The acceleration has at least three named drivers. Anthropic's research update on Project Glasswing describes work on automated vulnerability discovery, and a separate Register report in April covered Anthropic's earlier claim that its Mythos model could find and exploit zero-days in a controlled setting (Anthropic, The Register). OpenAI has moved into the same lane with Daybreak, a security-tooling initiative that recasts a model lab as a defender-side vendor (OpenAI). Chainguard's Athena coalition is the industry-coordination response: a shared effort to harden the software supply chain against AI-driven bug finding (Chainguard). Capability claims from these vendors are still company-reported in most cases, and independent reproduction of mass exploitation is not yet on the public record.

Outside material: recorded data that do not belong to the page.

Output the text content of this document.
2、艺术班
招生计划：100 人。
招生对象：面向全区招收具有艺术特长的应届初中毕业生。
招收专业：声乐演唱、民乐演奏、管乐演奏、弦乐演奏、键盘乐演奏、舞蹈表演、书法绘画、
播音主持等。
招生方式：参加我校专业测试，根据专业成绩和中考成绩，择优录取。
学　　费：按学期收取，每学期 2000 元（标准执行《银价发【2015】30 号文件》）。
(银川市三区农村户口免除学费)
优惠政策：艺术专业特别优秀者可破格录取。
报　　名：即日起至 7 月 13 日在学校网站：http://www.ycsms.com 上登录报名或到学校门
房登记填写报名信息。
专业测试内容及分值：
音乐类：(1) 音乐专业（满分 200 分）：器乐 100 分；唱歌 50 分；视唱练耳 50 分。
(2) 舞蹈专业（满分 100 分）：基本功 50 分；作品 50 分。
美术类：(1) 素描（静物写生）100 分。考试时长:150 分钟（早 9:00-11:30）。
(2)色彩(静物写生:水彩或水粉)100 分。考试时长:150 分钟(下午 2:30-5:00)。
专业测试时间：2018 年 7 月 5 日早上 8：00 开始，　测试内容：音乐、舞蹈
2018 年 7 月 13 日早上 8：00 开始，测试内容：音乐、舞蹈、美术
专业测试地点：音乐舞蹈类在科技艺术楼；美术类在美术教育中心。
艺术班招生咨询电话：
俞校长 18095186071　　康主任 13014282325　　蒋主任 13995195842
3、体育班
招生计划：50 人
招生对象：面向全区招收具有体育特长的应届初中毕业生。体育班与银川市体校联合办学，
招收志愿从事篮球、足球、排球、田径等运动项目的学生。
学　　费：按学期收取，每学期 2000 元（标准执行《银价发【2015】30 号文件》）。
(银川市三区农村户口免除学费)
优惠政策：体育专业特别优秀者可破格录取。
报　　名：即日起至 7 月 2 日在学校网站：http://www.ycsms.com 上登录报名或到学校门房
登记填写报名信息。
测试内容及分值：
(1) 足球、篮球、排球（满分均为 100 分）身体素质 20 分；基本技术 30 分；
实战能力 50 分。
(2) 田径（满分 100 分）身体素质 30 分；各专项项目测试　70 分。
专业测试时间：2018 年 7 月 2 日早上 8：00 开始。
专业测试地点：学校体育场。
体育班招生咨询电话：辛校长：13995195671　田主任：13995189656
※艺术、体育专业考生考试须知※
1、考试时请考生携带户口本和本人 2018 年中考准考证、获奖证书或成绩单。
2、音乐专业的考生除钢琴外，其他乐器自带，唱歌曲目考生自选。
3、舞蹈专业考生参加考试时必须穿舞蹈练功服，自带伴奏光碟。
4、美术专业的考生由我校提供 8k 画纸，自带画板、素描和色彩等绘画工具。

The result is a defender landscape where a single week can deliver a stalled patch on a long-running SharePoint zero-day under active attack, an Amazon Q flaw that lets a booby-trapped Git repository execute commands and steal cloud credentials, and a Russian-aligned Signal phishing campaign that hijacks support chats (The Register). That is one curated week's worth of items. Multiply it across the year and the workflow problem becomes obvious: more findings, more sources of findings, and the same human-hours to sort, validate, prioritize, and patch.
The constructive read is that the same AI tooling accelerating discovery can also accelerate triage, if defenders restructure their workflow around it. AI-assisted prioritization, automated patch drafting, and continuous validation against known-good baselines all sit inside the same technology curve. None of them is a free lunch. Adoption still depends on staffing, integration with existing ticketing systems, and the willingness to trust a model's ranking over an analyst's gut.
The honest caveat is that more discovery does not automatically mean more security. False positives carry cost, and security teams remain chronically under-resourced. The teams coping best are not the ones with the largest headcount or the loudest AI vendor. They are the ones who rebuilt their triage pipeline around the assumption that the queue will keep growing, and who treat prioritization rather than discovery as the binding constraint.
What to watch next: whether any major enterprise publishes patch-cycle time as a primary operational metric, and whether the named vendor coalitions publish independent reproductions of their discovery claims rather than internal benchmarks. Either signal would tell the reader whether the speed gap is closing, or just widening faster.